ANA LUCIA AZEVEDO
O globo, n. 30042, 07//11/2015. País, p. 7
A onda de lama que rompeu a barragem da Samarco continua a avançar por Mariana. Até o dia 10, segundo o Serviço Geológico do Brasil, essa avalanche vai chegar a cinco estações de monitoramento em cidades de Minas e Espírito Santo. O sistema da Bacia do Rio Doce tem como objetivo alertar 15 municípios quanto ao risco de ocorrência de enchentes. Mas, segundo o serviço, isso não quer dizer que todos eles serão atingidos.
Movida pela gravidade, essa onda desce o terreno montanhoso e leva tudo em seu caminho, de pessoas a casas e caminhões. A previsão é que ela não pare antes do dia 10, mas que perca intensidade ao longo do caminho. Ela avança pela região da calha do Rio Doce e já despejou toneladas não calculadas de sedimentos na água.
ARMADILHA VISCOSA
A expressão “tsunami de areia movediça” descreve sem exagero o que é a onda de ganga — a lama de detritos de mineração de ferro. É fluida demais para que se ande. E viscosa em excesso para que se nade. Ela é uma armadilha da qual as vítimas que arrasta não têm como escapar.

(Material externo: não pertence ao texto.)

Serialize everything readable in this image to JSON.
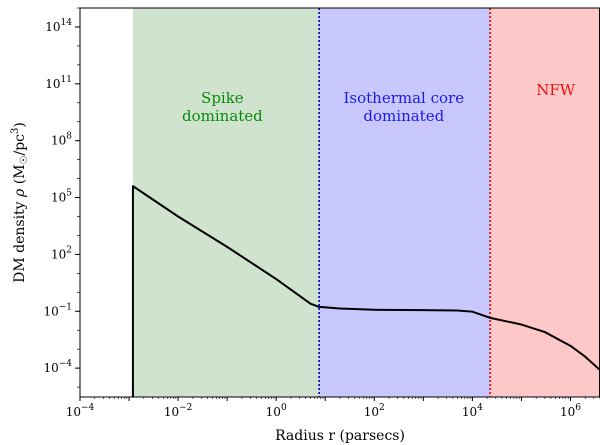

— A lama da barragem de rejeitos de mineração tem uma viscosidade enorme, se comporta como um fluido. Mas não o suficiente para que se nade. Então, as pessoas e os animais surpreendidos por ela se afogam — explica o professor de geotecnia da Coppe/UFRJ Maurício Ehrlich.
A onda mistura água usada na extração e também da chuva com os restos de minério. Tem uma velocidade de rio em terrenos mais inclinados.
— Pode ter chegado a cerca de 70km/h em alguns pontos, logo depois do rompimento. Isso é uma estimativa, pela velocidade com que atingiu os primeiros distritos. Para ser ter ideia, um cavalo chega a 40km/h. Nem o corredor Usain Bolt teria chance de escapar, se fosse pego em cheio — explica Ehrlich.
A onda de lama é um monstro mutante. Marcio Almeida, professor titular também da geotecnia da Coppe/ UFRJ, explica que a camada superficial é mais fluida, tem o comportamento da água. Porém, a coluna de detritos tem diferentes densidades. A parte próxima ao solo, ao arrancar terra deste, engrossa e se torna mais lenta e densa, como um sólido.
— Ela arrasta rochas, terra, casas, vegetação, pessoas, tudo o que estiver no percurso. À medida que desce se torna densa. Viscosa demais. É impossível se mover dentro dela — destaca Almeida.
Os pesquisadores da Coppe dizem que esse tipo de fenômeno causado pelo homem age como forças da natureza.
AMaratona Solidária de Mariana Edição Galo Véio, a primeira corrida de montanha da cidade, está marcada para 22 de novembro. Mas, assim que souberam do desastre na quinta-feira, seus organizadores e alguns dos maratonistas inscritos correram para ajudar as vítimas da tragédia.
Logo se formou uma rede de solidariedade para captar e distribuir donativos, auxiliar no atendimento aos desabrigados e no que for possível. O jornalista e ultramaratonista Ike Yagelovic, um dos organizadores da prova, se emocionou com a quantidade de donativos e o comprometimento das pessoas em ajudar. O número de inscritos aumentou já na noite de quinta. O valor da inscrição é simbólico e exige a doação de um quilo de alimento no dia da prova. Mas muitos quilos de comida já chegaram.
— Nossa ideia era ajudar a população carente da cidade. Mas, com essa tragédia, começamos muito antes do imaginado — afirma Yagelovic.
Anderson Cordeiro, outro diretor da competição, conseguiu apoio de mais desportistas de montanha, como grupos de jipeiros e motociclistas de trilhas, capazes de chegar a lugares de acesso difícil.
O trecho das montanhas que será percorrido pela prova não foi afetado pelo desastre, por isso a prova foi mantida.
— Vai elevar o moral da cidade. Precisamos dessa energia — diz o prefeito de Mariana, Duarte Júnior. (A.L.A.)